Hep benimle gelmiş meğerse, fark edememişim.

                                           ☁️

Feza'nın anlatımı ile

Sevdiğin insanı kötü ve bitmiş görmek zordur, ama ondan daha zor olan şey sevdiğin insanı o hâle senin getirmiş olmandır. Her şeyin başlangıcı sensindir ve bu seni en büyük suçlulardan biri yapar, başlangıcı olmayan bir şeyin devamı olmaz çünkü.

Anlatılan her şeyi Talya bizzat yaşamıştı, tek başına kalmıştı. Yalnızlığa biz itmiştik onu, yaşadığı her şeyin sorumlusu bizdik. Doktor diye ortalıkta gezen bir piç kurusu sarışının hayatını mahvetmişti, en büyük travmasını yaşatmıştı.

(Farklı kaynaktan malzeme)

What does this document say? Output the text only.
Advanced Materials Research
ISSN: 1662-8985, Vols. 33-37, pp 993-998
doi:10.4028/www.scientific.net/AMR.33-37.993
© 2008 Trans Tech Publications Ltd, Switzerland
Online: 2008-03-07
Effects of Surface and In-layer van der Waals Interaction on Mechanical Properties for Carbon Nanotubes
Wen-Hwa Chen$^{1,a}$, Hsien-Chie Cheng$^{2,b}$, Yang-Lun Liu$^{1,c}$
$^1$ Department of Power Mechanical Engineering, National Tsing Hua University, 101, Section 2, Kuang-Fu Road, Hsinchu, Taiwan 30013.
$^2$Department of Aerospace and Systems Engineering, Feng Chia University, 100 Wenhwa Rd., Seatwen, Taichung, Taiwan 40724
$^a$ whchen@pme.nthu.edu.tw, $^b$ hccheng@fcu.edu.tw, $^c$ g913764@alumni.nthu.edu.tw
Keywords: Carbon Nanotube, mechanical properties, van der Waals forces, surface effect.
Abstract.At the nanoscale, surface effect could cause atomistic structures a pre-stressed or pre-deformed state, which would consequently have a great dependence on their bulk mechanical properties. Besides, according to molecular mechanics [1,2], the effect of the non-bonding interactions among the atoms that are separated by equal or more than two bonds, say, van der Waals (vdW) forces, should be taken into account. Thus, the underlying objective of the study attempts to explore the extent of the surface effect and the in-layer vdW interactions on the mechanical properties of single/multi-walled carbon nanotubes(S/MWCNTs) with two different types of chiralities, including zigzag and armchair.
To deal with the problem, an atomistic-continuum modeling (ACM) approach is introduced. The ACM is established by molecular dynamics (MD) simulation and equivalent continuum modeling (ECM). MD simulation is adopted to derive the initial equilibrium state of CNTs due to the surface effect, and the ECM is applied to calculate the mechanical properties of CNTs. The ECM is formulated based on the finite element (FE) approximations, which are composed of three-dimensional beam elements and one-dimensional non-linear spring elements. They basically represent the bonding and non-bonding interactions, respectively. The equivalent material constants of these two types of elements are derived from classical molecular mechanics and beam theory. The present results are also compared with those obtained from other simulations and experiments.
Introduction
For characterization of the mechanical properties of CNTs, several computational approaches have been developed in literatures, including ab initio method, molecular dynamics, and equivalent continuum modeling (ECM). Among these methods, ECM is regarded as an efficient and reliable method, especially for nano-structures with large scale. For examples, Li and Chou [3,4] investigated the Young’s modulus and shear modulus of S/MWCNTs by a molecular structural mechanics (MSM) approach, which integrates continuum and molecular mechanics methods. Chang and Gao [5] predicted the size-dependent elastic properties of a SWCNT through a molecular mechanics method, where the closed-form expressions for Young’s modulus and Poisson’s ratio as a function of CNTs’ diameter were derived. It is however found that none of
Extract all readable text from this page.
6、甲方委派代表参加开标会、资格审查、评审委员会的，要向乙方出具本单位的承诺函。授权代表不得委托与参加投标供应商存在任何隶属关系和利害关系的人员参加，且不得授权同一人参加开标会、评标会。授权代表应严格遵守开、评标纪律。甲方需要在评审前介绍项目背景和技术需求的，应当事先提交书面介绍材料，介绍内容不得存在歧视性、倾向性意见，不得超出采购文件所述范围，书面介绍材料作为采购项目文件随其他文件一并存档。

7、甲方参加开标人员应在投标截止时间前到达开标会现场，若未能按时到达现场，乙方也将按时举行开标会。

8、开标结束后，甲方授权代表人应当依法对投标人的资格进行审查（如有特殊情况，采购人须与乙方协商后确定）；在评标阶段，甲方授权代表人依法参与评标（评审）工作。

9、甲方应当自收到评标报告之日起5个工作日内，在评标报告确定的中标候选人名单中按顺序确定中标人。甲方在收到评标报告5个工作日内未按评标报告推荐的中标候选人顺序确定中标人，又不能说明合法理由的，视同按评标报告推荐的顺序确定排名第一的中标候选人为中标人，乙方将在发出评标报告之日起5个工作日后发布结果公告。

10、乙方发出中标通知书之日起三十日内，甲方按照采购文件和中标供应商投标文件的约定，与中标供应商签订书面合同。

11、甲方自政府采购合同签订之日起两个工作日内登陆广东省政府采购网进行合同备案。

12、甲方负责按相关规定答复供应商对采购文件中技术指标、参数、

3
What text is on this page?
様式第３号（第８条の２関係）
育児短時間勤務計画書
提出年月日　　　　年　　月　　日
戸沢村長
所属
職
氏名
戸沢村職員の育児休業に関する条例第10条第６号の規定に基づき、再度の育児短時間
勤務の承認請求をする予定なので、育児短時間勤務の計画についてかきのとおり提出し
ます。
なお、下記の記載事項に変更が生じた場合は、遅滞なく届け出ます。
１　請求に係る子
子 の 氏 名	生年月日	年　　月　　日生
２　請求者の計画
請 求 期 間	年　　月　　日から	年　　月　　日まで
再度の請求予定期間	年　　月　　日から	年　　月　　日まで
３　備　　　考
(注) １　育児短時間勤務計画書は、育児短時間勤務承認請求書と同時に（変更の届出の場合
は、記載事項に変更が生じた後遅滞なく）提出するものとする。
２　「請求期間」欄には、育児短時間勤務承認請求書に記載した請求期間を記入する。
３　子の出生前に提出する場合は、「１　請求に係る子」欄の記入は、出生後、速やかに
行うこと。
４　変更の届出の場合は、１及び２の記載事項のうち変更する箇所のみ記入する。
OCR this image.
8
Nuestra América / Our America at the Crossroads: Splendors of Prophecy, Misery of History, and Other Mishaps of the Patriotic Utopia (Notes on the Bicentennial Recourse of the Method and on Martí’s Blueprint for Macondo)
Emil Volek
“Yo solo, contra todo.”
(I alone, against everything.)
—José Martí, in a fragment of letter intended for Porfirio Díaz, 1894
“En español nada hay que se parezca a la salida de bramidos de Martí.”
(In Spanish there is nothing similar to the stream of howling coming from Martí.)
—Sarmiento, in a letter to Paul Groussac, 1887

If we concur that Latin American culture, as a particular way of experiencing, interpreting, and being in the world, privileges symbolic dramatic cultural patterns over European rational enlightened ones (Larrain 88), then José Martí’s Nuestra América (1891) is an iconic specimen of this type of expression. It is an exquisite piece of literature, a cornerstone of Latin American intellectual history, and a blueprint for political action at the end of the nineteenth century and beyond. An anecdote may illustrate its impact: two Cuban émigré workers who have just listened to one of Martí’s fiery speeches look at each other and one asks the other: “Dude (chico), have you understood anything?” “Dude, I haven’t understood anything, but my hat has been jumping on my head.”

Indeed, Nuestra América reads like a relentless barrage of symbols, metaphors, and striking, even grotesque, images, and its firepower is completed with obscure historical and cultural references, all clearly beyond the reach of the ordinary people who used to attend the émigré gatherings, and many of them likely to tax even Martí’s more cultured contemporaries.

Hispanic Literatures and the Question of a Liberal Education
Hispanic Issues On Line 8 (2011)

Şimdi bazı şeyleri daha iyi anlıyordum, anlamamış olmayı dilerdim; sarışının bu kadar şeyi yaşamamış olmasını dilerdim.

Bu olayların hiçbiri yaşanmadan önce aniden ona sarıldığımda ya da öptüğümde korkmazdı. Ama hiçbir şey eskisi gibi değildi, artık ani sarılmalardan ya da temaslardan korkuyordu. Başta nedenini anlamamıştım çünkü eski Talya böyle değildi. Hayatını mahvolmadan önceydi bu tabii.

Sorduğumda ani hareketlerden hoşlanmadığını söylemişti. Bir kadının özel alanı kendisinden izinsiz ihlal edilmemeli, en yakını olsa bile sınırını bilmeli, demişti. Söylediklerinin altından böyle bir şey çıkacağını düşünmemiştim. Çünkü bana göre hatta bize göre kimse Talya'ya istemediği bir şeyi yapamazdı, o güçlüydü kimseye eyvallahı yoktu.

Unutmuştuk, güçlü değil de güçlü olmak zorunda olduğunu unutmuştuk. Her yerden darbe yiyince güçlü durmak zorunda kalmıştı, belki de güçlü olmayı hiç istememişti. Yine onu bir şeylere mecbur bırakmıştık.